Как всякий ‘однодум’, сосредоточивший все свои силы на одной точке, Розанов порою увлекается, впадает в односторонность. Ему просто не под силу одному справиться со своей необъятной задачей. И всякий, кто полюбил и понял Розанова, будет неудержимо стремиться к нему, чтобы поддержать его, как умеет, чтобы помочь этому замечательному русскому писателю, ‘пророку прошлого’, в его борьбе с волнами всесокрушающей стихии.

ПРИМЕЧАНИЯ

Впервые: Новый путь. 1904. No 3. С. 171-180.

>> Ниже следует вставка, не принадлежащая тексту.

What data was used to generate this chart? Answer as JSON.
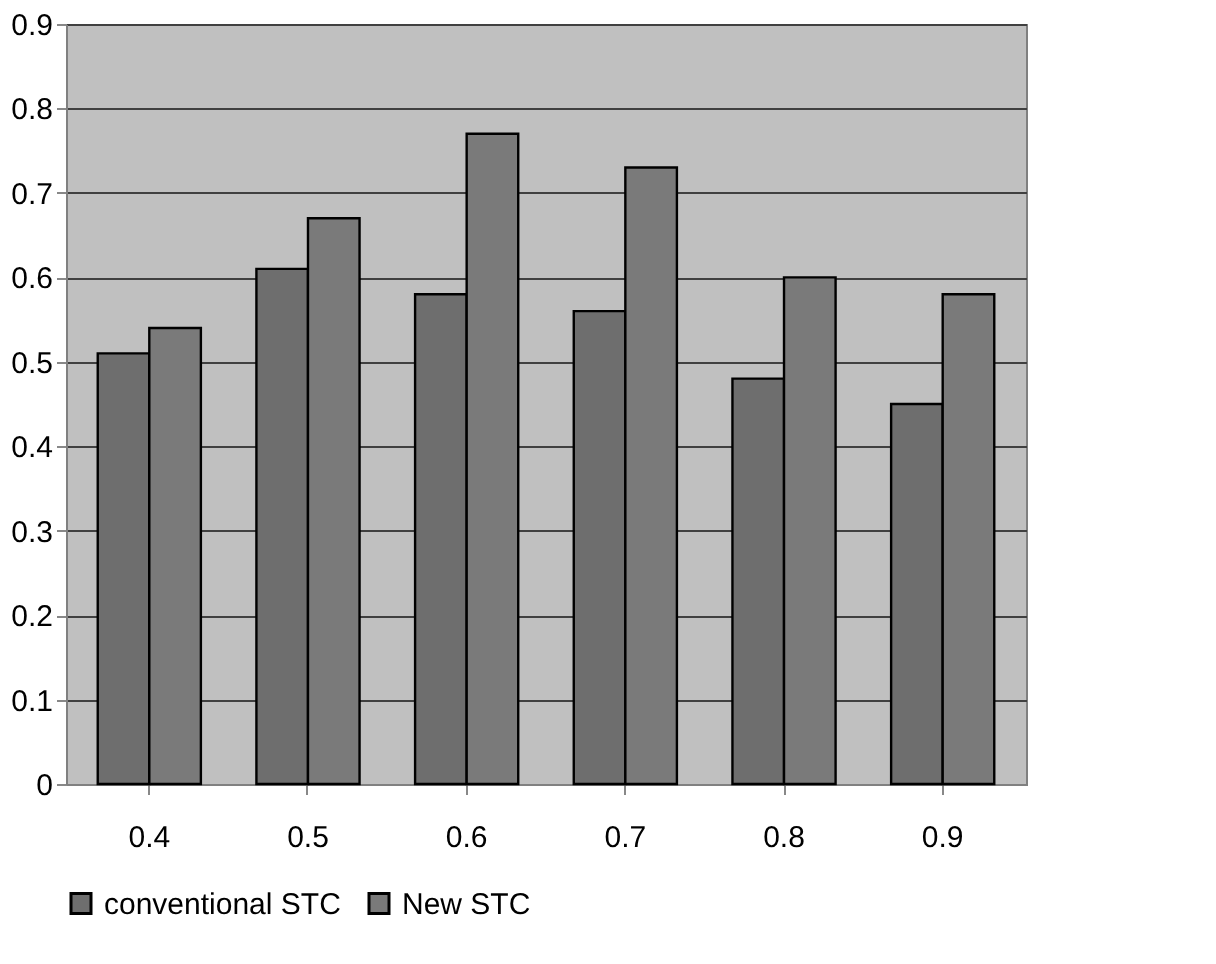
{
  "chart_data": {
    "type": "bar",
    "categories": [
      "0.4",
      "0.5",
      "0.6",
      "0.7",
      "0.8",
      "0.9"
    ],
    "series": [
      {
        "name": "conventional STC",
        "color": "#6e6e6e",
        "values": [
          0.51,
          0.61,
          0.58,
          0.56,
          0.48,
          0.45
        ]
      },
      {
        "name": "New STC",
        "color": "#7a7a7a",
        "values": [
          0.54,
          0.67,
          0.77,
          0.73,
          0.6,
          0.58
        ]
      }
    ],
    "ylim": [
      0,
      0.9
    ],
    "yticks": [
      0,
      0.1,
      0.2,
      0.3,
      0.4,
      0.5,
      0.6,
      0.7,
      0.8,
      0.9
    ],
    "grid": "y",
    "legend": "bottom"
  }
}
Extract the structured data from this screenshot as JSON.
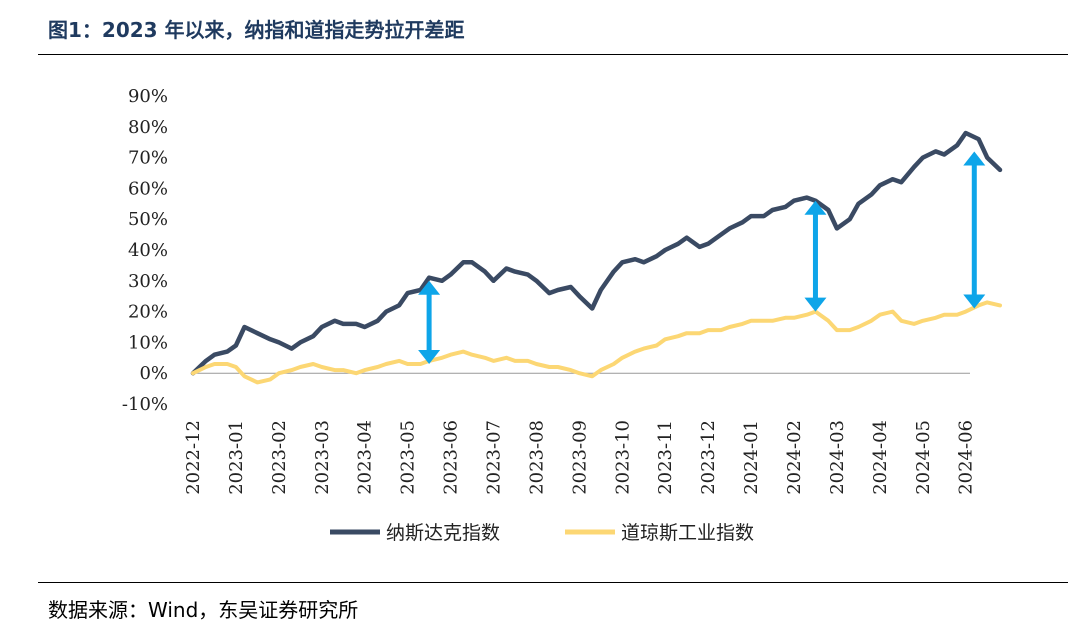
{
  "title": "图1：2023 年以来，纳指和道指走势拉开差距",
  "source": "数据来源：Wind，东吴证券研究所",
  "chart_data": {
    "type": "line",
    "title": "",
    "xlabel": "",
    "ylabel": "",
    "ylim": [
      -10,
      90
    ],
    "yticks": [
      "90%",
      "80%",
      "70%",
      "60%",
      "50%",
      "40%",
      "30%",
      "20%",
      "10%",
      "0%",
      "-10%"
    ],
    "ytick_values": [
      90,
      80,
      70,
      60,
      50,
      40,
      30,
      20,
      10,
      0,
      -10
    ],
    "categories": [
      "2022-12",
      "2023-01",
      "2023-02",
      "2023-03",
      "2023-04",
      "2023-05",
      "2023-06",
      "2023-07",
      "2023-08",
      "2023-09",
      "2023-10",
      "2023-11",
      "2023-12",
      "2024-01",
      "2024-02",
      "2024-03",
      "2024-04",
      "2024-05",
      "2024-06"
    ],
    "x": [
      0,
      0.3,
      0.5,
      0.8,
      1.0,
      1.2,
      1.5,
      1.8,
      2.0,
      2.3,
      2.5,
      2.8,
      3.0,
      3.3,
      3.5,
      3.8,
      4.0,
      4.3,
      4.5,
      4.8,
      5.0,
      5.3,
      5.5,
      5.8,
      6.0,
      6.3,
      6.5,
      6.8,
      7.0,
      7.3,
      7.5,
      7.8,
      8.0,
      8.3,
      8.5,
      8.8,
      9.0,
      9.3,
      9.5,
      9.8,
      10.0,
      10.3,
      10.5,
      10.8,
      11.0,
      11.3,
      11.5,
      11.8,
      12.0,
      12.3,
      12.5,
      12.8,
      13.0,
      13.3,
      13.5,
      13.8,
      14.0,
      14.3,
      14.5,
      14.8,
      15.0,
      15.3,
      15.5,
      15.8,
      16.0,
      16.3,
      16.5,
      16.8,
      17.0,
      17.3,
      17.5,
      17.8,
      18.0,
      18.3,
      18.5,
      18.8
    ],
    "series": [
      {
        "name": "纳斯达克指数",
        "color": "#3a4a63",
        "values": [
          0,
          4,
          6,
          7,
          9,
          15,
          13,
          11,
          10,
          8,
          10,
          12,
          15,
          17,
          16,
          16,
          15,
          17,
          20,
          22,
          26,
          27,
          31,
          30,
          32,
          36,
          36,
          33,
          30,
          34,
          33,
          32,
          30,
          26,
          27,
          28,
          25,
          21,
          27,
          33,
          36,
          37,
          36,
          38,
          40,
          42,
          44,
          41,
          42,
          45,
          47,
          49,
          51,
          51,
          53,
          54,
          56,
          57,
          56,
          53,
          47,
          50,
          55,
          58,
          61,
          63,
          62,
          67,
          70,
          72,
          71,
          74,
          78,
          76,
          70,
          66
        ]
      },
      {
        "name": "道琼斯工业指数",
        "color": "#fcd774",
        "values": [
          0,
          2,
          3,
          3,
          2,
          -1,
          -3,
          -2,
          0,
          1,
          2,
          3,
          2,
          1,
          1,
          0,
          1,
          2,
          3,
          4,
          3,
          3,
          4,
          5,
          6,
          7,
          6,
          5,
          4,
          5,
          4,
          4,
          3,
          2,
          2,
          1,
          0,
          -1,
          1,
          3,
          5,
          7,
          8,
          9,
          11,
          12,
          13,
          13,
          14,
          14,
          15,
          16,
          17,
          17,
          17,
          18,
          18,
          19,
          20,
          17,
          14,
          14,
          15,
          17,
          19,
          20,
          17,
          16,
          17,
          18,
          19,
          19,
          20,
          22,
          23,
          22
        ]
      }
    ],
    "legend": "bottom",
    "legend_entries": [
      "纳斯达克指数",
      "道琼斯工业指数"
    ],
    "annotations": [
      {
        "type": "double-arrow",
        "x": 5.5,
        "y_from": 3,
        "y_to": 30
      },
      {
        "type": "double-arrow",
        "x": 14.5,
        "y_from": 20,
        "y_to": 56
      },
      {
        "type": "double-arrow",
        "x": 18.2,
        "y_from": 21,
        "y_to": 72
      }
    ],
    "annotation_color": "#0ea5e9",
    "grid": false
  }
}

Мережковский Дмитрий Сергеевич (1866—1941) — прозаик, литературный критик, поэт, публицист, один из наиболее влиятельных писателей в русской литературе рубежа веков. Мережковский и Розанов познакомились в конце 1897 г. В период Религиозно-философских собраний (1901—1903) и издания журнала ‘Новый путь’ (1903—1905) они дружески взаимодействовали, дополняя друг друга. Мережковский впервые всерьез заговорил о гениальности Розанова. Розанов выступал с рецензиями на основные произведения Мережковского. Однако после революции 1905 г., когда во взглядах Мережковского произошли заметные изменения, их отношения стали меняться. В 1909 г. они по-разному отнеслись к сборнику ‘Вехи’, а окончательно враждебными их отношения стали после убийства Столыпина. Мережковский и Философов потребовали удаления Розанова из либеральной газеты ‘Русское слово’. В 1914 г. Мережковский стал главным инициатором ‘суда’ над Розановым. После революции Мережковский помогал голодавшему Розанову деньгами, а в конце жизни Розанов послал Мережковскому два примирительных письма. С 1919 г. — в эмиграции.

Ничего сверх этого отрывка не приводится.